Planned Benchmark Datasets

Commissions

Multi-modal time series fusion and weakly-supervised continual learning for mapping deforestation

Most systems that monitor deforestation rely on costly semi-automated procedures that require manual annotation of large volumes of data. Although satellite image sequences are massively used for automatic land use and land cover mapping, the recent machine and deep learning approaches developed for these tasks are hardly applicable to forest monitoring due to the atmospheric noise and the high variability of landscapes.

This benchmark dataset will therefore focus on deforestation applications in Brazil by investigating two tasks in two different study areas. The objective is to foster new research in machine and deep learning for forest monitoring. More specifically, we will look at multi-modal time-series data fusion (Task 1) and weakly-supervised continual learning (Task 2).
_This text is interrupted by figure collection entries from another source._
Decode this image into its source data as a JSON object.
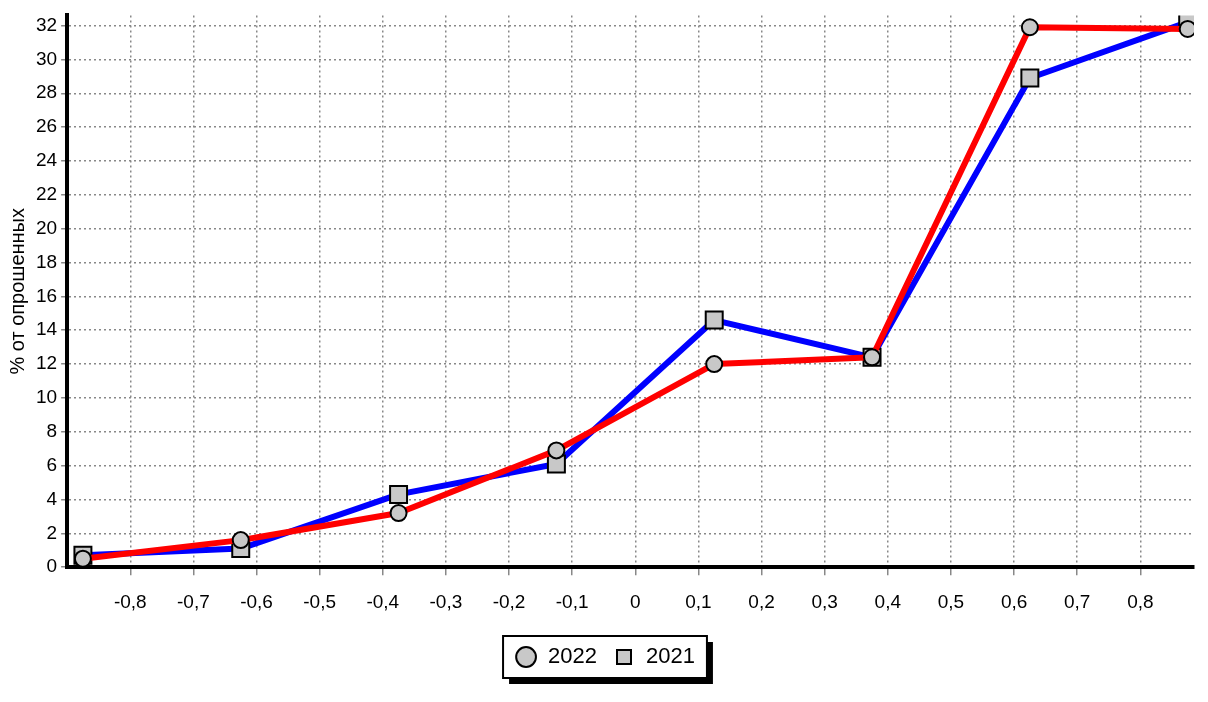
{
  "chart_data": {
    "type": "line",
    "ylabel": "% от опрошенных",
    "x": [
      -0.875,
      -0.625,
      -0.375,
      -0.125,
      0.125,
      0.375,
      0.625,
      0.875
    ],
    "series": [
      {
        "name": "2021",
        "color": "#0000ff",
        "marker": "square",
        "values": [
          0.7,
          1.1,
          4.3,
          6.1,
          14.6,
          12.4,
          28.9,
          32.2
        ]
      },
      {
        "name": "2022",
        "color": "#ff0000",
        "marker": "circle",
        "values": [
          0.5,
          1.6,
          3.2,
          6.9,
          12.0,
          12.4,
          31.9,
          31.8
        ]
      }
    ],
    "xlim": [
      -0.9,
      0.885
    ],
    "xticks": [
      {
        "value": -0.8,
        "label": "-0,8"
      },
      {
        "value": -0.7,
        "label": "-0,7"
      },
      {
        "value": -0.6,
        "label": "-0,6"
      },
      {
        "value": -0.5,
        "label": "-0,5"
      },
      {
        "value": -0.4,
        "label": "-0,4"
      },
      {
        "value": -0.3,
        "label": "-0,3"
      },
      {
        "value": -0.2,
        "label": "-0,2"
      },
      {
        "value": -0.1,
        "label": "-0,1"
      },
      {
        "value": 0,
        "label": "0"
      },
      {
        "value": 0.1,
        "label": "0,1"
      },
      {
        "value": 0.2,
        "label": "0,2"
      },
      {
        "value": 0.3,
        "label": "0,3"
      },
      {
        "value": 0.4,
        "label": "0,4"
      },
      {
        "value": 0.5,
        "label": "0,5"
      },
      {
        "value": 0.6,
        "label": "0,6"
      },
      {
        "value": 0.7,
        "label": "0,7"
      },
      {
        "value": 0.8,
        "label": "0,8"
      }
    ],
    "ylim": [
      0,
      32.6
    ],
    "yticks": [
      0,
      2,
      4,
      6,
      8,
      10,
      12,
      14,
      16,
      18,
      20,
      22,
      24,
      26,
      28,
      30,
      32
    ],
    "grid": true,
    "legend": "bottom",
    "line_style": "solid"
  }
}
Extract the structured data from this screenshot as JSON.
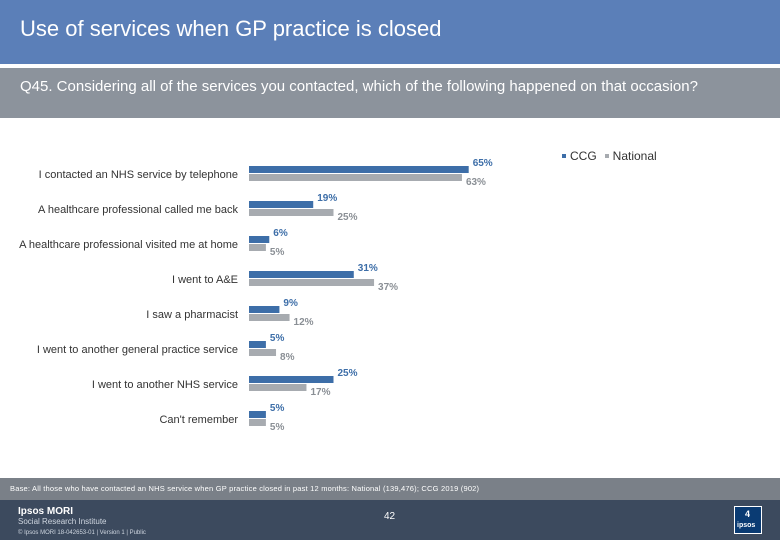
{
  "header": {
    "title": "Use of services when GP practice is closed",
    "question": "Q45. Considering all of the services you contacted, which of the following happened on that occasion?"
  },
  "colors": {
    "title_bg": "#5b7fb8",
    "question_bg": "#8c939c",
    "ccg": "#3d6ea8",
    "national": "#a7abb0",
    "ccg_label": "#3d6ea8",
    "national_label": "#8a8f95"
  },
  "chart_data": {
    "type": "bar",
    "orientation": "horizontal",
    "categories": [
      "I contacted an NHS service by telephone",
      "A healthcare professional called me back",
      "A healthcare professional visited me at home",
      "I went to A&E",
      "I saw a pharmacist",
      "I went to another general practice service",
      "I  went to another NHS service",
      "Can't remember"
    ],
    "series": [
      {
        "name": "CCG",
        "values": [
          65,
          19,
          6,
          31,
          9,
          5,
          25,
          5
        ],
        "labels": [
          "65%",
          "19%",
          "6%",
          "31%",
          "9%",
          "5%",
          "25%",
          "5%"
        ]
      },
      {
        "name": "National",
        "values": [
          63,
          25,
          5,
          37,
          12,
          8,
          17,
          5
        ],
        "labels": [
          "63%",
          "25%",
          "5%",
          "37%",
          "12%",
          "8%",
          "17%",
          "5%"
        ]
      }
    ],
    "xlim": [
      0,
      100
    ],
    "legend": "top-right",
    "grid": false
  },
  "legend": {
    "ccg": "CCG",
    "national": "National"
  },
  "footer": {
    "base": "Base: All those who have contacted an NHS service when GP practice closed in past 12 months: National (139,476); CCG 2019 (902)",
    "brand_line1": "Ipsos MORI",
    "brand_line2": "Social Research Institute",
    "meta": "© Ipsos MORI    18-042653-01 | Version 1 | Public",
    "page": "42",
    "logo_mark": "4",
    "logo_word": "ipsos"
  }
}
Task1: The first task will consist in detecting deforested areas in the Roraima state, Brazil. In this area, the cloud coverage is very high, which prevents the sole use of optical images. Hence, the dataset will include multi-modal time-series data from Sentinel-1, Sentinel-2 and Planet satellites. The reference data will be gathered from PRODES, which provides an annual estimation of the deforestation rate in Brazil. PRODES produces annual maps of primary forests and deforested areas. The results of baseline models (e.g., temporal convolutional neural network or Transformers-based architectures) will be provided.

Task2: The second task will consist in detecting deforestation events in the Mato Grosso state, Brazil. For this task, only weak annotations extracted from DETER, an alert monitoring system, will be available. DETER provides the acquisition date at which a deforestation event has been visually identified by annotators on an optical satellite image. However, the actual deforestation event might have occurred a few days before this date. The objective of the task will be to retrieve the exact starting date of the deforestation event from a stream of daily Planet images.

Other datasets proposed by the WG members

[released] Online Lidar segmentation

HelixNet is the largest dataset of point clouds time sequences (70% larger than KITTI). Each point is annotated with its semantic label and unique sensor information (sensor position and rotation, packet release time, etc) allowing for the precise measurements of the real-time readiness of semantic segmentation algorithms. The dataset will be presented in an ECCV2022 article, and has already been released on Zenodo in open access.

[planned] 3D moving pedestrian detection and tracking

Most current 3D multiple object tracking (MOT) benchmarks focus on traffic scenes (e.g. KITTI, NuScene), in which pedestrian movement is not well represented. In the meantime, pedestrian detection and tracking in a dense crowd have been heavily investigated from CCTV images/videos. In contrast to images, this benchmark will focus on people detection and tracking in dense crowds from 3D point clouds.